Knowing that independent contractor arrangements are being closely scrutinized by both state and federal regulators, Uber-esque companies are also trying to avoid employment status by labeling workers as “licensees.” The theory is that on-demand part-time drivers (or shoppers, or gardeners, or any other casual worker) pay a high license fee for the “app” through which they are called to work and aren’t paid for time worked. That might be fine, as long as the licensor providing the app exercises no control over how the licensee performs the job. But once there is any effort to impose quality control or response time requirements or other steps to ensure performance standards, it’s hard to get away from the realm of employment.  FedEx learned this recently when a court held that their drivers—who drive similar trucks with identical logos, wear identical uniforms, check in at uniform benchmarks, use identical machines, forms  and carts—are employees, rather than independent contractors;  how could FedEx have ever imagined otherwise?

New economy wars
This unevenly regulated new economy is fighting its wars outside the ordinary judicial and regulatory process as well. Uber has effectively used its political clout in San Francisco, Sacramento, and Portland, among other places, collecting tens of thousands of customer signatures to block regulations that could put it out of business. On the other hand, cab drivers in major cities all over the country have engaged in strikes and protests against Uber and other unlicensed driving companies. Meanwhile, Uber is widely advertising bonuses to new drivers and extra cash to people who jump ship from another passenger carrier.

These moves carry their own backlash. After former Lyft CEO Travis VanderZanden joined Uber as vice president of international growth, Lyft sued him for taking confidential information. He now has countersued Lyft for invasion of privacy.

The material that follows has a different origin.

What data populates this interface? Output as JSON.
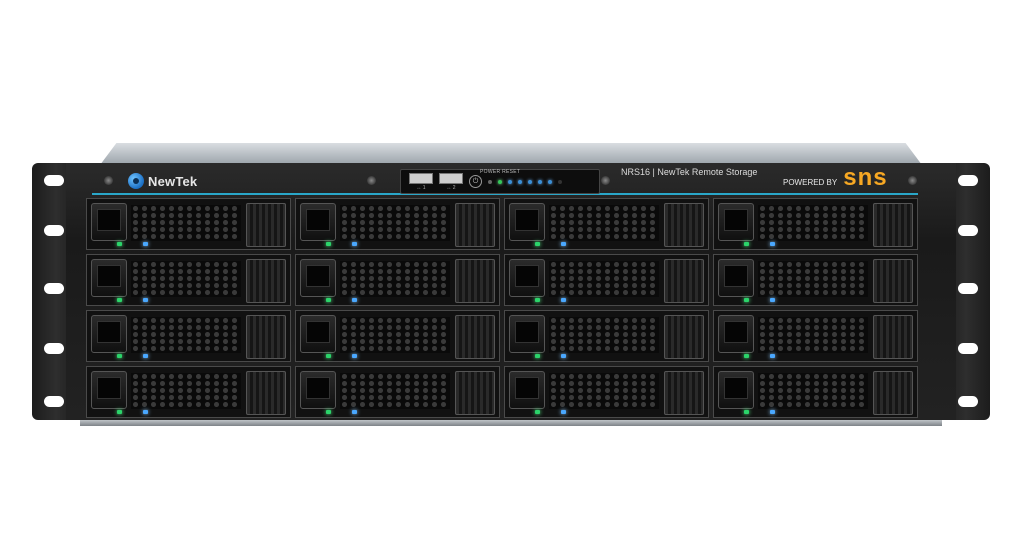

Employee friendly juries will make the call
None of the political maneuvering of the companies which claimed independent contractor  drivers will be of solace when the issue lands in court. Uber and Lyft  recently filed motions in their separate federal court actions, asking the trial judges to rule that their drivers are independent contractors; this week, the judges refused, finding that—despite all of the independent contracting glosses which were grafted onto the working relationship—the facts can cut both ways; the  juries will have to sort out the conflicting factual assertions and decide on employee status.

For all of the reasons discussed above, the juries will have plenty of facts upon which to base a finding of employment; history suggests that is what Northern California juries will do, with a massive price tag to Uber and Lyft. When all of the dust settles in all of these cases, look for many more people to be deemed employees. In California in particular, many people have tried to weaken Sacramento’s pro-employee rules; none have succeeded. The same result is likely under the rules, regulations, and enforcement guidelines of the Obama administration’s Department of Labor.

Despite it all, I must admit to having an Uber app on my phone. My clients and friends expect it, and in the new economy, you can’t find a cab when you need one.